Kenny Dwan

Personal information
- Full name: Kenneth Victor Dwan
- Nationality: British
- Born: 6 July 1948 (age 77) Rotherhithe, London

Sport
- Club: Poplar Blackwall and District Rowing Club

= Kenny Dwan =

British rower

Kenneth Victor Dwan (born 6 July 1948) is a British former rower who competed in the Olympic Games in 1968 and 1972 and won the Wingfield Sculls six times.

==Rowing career==
Dwan was born in Rotherhithe, London to a family of lightermen in the Port of London. He joined Poplar Blackwall and District Rowing Club at the age of 12, initially as a cox but soon as an oarsman. When he was 15 he was apprenticed as lighterman to his grandfather Williams and this allowed him to enter the novice sculls in the National Dock Labour Board (NDLB) regatta at Putney. He won the race which included contestants of that year's Doggett's Coat and Badge Race. While he was sculling he continued working as a lighterman and worked for Humphrey & Grey starting as a boy in the tug Sir John. After two year with Humphrey & Grey he obtained his lighterman's licence and went on the dock labour pool to experience a variety of firms. During 1967 the decasualisation scheme following Devlin's report was implemented and all dock workers had to be allocated to an employer. Dwan was allocated to F.T. Everard at Greenhithe, of whom he said “The management were very good to me in allowing me time to train. I could not have wished for better employers”.

In 1968 Dwan was runner-up in the Diamond Challenge Sculls at Henley Royal Regatta. He also competed for Great Britain in the single scull in the 1968 Summer Olympics in Mexico. He reached the final and came 6th overall. Also in 1968 he won the Wingfield Sculls for the first time. He won the Wingfield Sculls again in 1969, 1970, 1971 and 1972, and won Doggett's in 1971. In 1972 he won the inaugural national single sculls title, at the 1972 National Championships before he competed again for Great Britain in the single scull in the Summer Olympics in Munich when he came ninth.

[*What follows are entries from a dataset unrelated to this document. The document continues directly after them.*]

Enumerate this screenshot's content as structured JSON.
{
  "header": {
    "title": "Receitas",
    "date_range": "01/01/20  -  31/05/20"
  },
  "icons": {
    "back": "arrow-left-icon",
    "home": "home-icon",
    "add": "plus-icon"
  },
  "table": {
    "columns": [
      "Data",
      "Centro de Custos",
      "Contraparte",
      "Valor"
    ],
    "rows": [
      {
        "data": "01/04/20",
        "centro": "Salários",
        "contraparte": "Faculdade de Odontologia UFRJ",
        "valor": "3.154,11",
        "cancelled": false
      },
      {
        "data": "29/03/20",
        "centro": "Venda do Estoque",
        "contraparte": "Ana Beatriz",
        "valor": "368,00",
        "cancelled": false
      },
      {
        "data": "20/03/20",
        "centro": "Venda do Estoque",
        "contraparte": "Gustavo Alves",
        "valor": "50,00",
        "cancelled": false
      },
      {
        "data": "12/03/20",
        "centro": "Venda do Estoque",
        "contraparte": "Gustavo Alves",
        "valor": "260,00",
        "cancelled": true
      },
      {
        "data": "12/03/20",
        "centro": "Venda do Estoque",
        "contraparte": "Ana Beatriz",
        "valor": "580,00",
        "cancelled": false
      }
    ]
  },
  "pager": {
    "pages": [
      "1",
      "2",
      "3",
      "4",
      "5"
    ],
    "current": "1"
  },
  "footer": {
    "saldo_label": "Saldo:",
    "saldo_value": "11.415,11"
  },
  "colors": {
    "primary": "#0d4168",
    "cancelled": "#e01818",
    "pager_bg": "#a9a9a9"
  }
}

The following year he won a second single sculls title at the 1973 National Championships and then went on to win a third consecutive title at the 1974 National Championships. Dwan was runner up in the Diamond Challenge Sculls in 1974 and won the Wingfield Sculls for the sixth time in 1975 and the national single sculls for a fourth time at the 1975 National Championships (a record equalled in 1990 by Simon Larkin).

==Business career==
In 1977 Dwan was accepted as one of Royal Watermen during the Queen's Jubilee Year. Dwan continued to work as a lighterman, but with severance at the docks, he decided to work for himself and withdrew from lighterage and rowing at the same time. For a while he worked on the building of the Thames Barrier, and then on pleasure boats on the River Thames. He then went into business with Bill Ludgrove and set up their own company Thames Cruises. The business grew and they bought a repair yard at Eel Pie Island. Thames Cruises owned the pleasure boat Marchioness which was sunk with loss of life in the Marchioness disaster when the pleasure boat collided with a dredger ""Bowbelle" in August 1989. The disaster was found by the Marine Accident Investigation Branch to have been caused by the poor visibility from each ship's wheelhouse, the fact that both vessels were using the centre of the river, and that no clear instructions were given to the look-out at the bow of the Bowbelle. Twelve years later another report by Lord Clarke also blamed poor lookouts on both vessels for the collision and criticised the owners and managers of both vessels for failing to properly instruct and monitor their crews. In 2004 Dwan was appointed Queen's Bargemaster, being responsible for the safety of the Queen when she travelled by water. However, in the light of protests because of his involvement with the Marchioness disaster, he resigned.

In 2020 Dwan was hospitalized due to becoming ill from COVID-19 and recovered.